A funeral plan is a small face value life insurance policy that generally has
face coverage of up to $30,000. The Company believes that funeral plans
represent a marketing niche that is less competitive because most insurance
companies do not offer similar coverage. The purpose of the funeral plan policy
is to pay the costs and expenses incurred at the time of a person's death. On a
per thousand-dollar cost of insurance basis, these policies can be more
expensive to the policyholder than many types of non-burial insurance due to
their low face amount, requiring the fixed cost of the policy administration to
be distributed over a smaller policy size, and the simplified underwriting
practices that result in higher mortality costs.

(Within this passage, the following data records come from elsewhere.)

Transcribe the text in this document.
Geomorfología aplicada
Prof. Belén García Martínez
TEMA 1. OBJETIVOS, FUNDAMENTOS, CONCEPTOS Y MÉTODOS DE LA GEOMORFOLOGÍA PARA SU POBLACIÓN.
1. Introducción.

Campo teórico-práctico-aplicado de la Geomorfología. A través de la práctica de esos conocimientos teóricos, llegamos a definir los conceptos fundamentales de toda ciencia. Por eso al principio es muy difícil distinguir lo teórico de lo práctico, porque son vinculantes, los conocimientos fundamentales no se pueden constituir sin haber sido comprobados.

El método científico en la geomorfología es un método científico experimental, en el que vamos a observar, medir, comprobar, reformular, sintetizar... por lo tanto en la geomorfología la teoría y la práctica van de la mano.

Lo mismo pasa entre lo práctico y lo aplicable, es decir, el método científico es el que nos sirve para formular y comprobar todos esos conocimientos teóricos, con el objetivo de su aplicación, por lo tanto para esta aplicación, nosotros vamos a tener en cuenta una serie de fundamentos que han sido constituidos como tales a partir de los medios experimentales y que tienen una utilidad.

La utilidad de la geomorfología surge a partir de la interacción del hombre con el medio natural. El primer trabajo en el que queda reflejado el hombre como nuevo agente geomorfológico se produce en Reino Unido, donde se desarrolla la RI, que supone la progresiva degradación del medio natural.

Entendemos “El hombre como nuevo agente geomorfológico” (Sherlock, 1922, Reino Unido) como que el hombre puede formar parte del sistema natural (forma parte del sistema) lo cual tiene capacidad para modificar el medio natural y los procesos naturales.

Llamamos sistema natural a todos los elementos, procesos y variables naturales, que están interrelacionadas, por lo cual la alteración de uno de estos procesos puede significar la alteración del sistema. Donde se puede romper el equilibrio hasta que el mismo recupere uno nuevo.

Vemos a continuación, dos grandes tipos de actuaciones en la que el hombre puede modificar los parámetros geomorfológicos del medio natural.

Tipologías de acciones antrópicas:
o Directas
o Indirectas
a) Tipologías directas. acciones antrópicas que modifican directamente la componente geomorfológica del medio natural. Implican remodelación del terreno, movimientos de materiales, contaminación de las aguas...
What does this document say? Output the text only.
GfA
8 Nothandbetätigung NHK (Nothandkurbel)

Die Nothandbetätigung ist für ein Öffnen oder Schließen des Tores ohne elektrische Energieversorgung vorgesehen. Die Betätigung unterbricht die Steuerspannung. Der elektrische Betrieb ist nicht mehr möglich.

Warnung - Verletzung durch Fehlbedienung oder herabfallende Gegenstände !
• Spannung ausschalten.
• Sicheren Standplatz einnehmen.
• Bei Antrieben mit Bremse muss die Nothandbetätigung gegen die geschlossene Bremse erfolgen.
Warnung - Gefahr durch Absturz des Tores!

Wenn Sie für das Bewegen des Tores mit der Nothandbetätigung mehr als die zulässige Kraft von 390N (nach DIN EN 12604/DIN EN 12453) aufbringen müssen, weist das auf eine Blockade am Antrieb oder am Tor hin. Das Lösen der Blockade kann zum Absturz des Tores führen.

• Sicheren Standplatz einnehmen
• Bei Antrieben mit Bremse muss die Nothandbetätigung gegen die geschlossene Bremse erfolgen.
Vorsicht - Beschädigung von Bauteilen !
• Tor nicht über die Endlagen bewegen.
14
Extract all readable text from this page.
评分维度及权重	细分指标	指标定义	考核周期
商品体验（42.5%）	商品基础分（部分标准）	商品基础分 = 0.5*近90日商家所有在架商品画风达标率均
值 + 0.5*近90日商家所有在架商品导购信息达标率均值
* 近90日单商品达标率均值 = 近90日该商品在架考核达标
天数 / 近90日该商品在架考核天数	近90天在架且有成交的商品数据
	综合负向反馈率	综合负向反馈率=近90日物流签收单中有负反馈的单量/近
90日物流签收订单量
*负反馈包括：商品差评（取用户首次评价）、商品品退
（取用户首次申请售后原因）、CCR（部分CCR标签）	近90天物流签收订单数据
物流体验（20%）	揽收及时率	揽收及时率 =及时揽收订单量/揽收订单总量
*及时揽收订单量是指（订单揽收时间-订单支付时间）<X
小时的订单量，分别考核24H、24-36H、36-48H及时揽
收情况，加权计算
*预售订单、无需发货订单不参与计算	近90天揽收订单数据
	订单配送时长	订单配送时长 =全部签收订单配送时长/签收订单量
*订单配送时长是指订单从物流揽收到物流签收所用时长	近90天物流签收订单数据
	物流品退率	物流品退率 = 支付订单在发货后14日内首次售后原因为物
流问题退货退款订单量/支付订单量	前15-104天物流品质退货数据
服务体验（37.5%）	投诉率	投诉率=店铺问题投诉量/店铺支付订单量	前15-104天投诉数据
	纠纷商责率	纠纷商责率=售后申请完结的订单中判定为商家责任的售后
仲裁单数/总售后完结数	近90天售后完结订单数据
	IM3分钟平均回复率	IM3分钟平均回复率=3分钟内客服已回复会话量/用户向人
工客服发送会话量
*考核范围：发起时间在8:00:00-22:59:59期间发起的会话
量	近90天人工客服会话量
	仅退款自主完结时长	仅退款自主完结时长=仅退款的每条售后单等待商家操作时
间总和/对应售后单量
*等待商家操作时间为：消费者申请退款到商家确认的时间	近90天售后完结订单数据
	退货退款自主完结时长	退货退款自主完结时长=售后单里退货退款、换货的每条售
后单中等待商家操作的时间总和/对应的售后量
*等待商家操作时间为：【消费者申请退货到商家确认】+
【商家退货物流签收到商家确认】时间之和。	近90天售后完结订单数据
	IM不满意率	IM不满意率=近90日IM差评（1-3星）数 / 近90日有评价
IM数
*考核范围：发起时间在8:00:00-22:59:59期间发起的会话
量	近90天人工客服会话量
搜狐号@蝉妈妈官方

In response to the COVID-19 pandemic, the Company's life insurance sales force
began using virtual and tele sales processes to market products. During the
third quarter 2021, the life insurance sales force returned to in person sales,
however, it continues to use virtual and tele sales where needed. As of March
31, 2022, approximately 75% of insurance operations office staff were working in
the office with the flexibility for hybrid-remote or completely remote working
arrangements as needed.


The following table shows the condensed financial results of the insurance
operations for three months ended March 31, 2022 and 2021. See Note 7 to the
condensed consolidated financial statements.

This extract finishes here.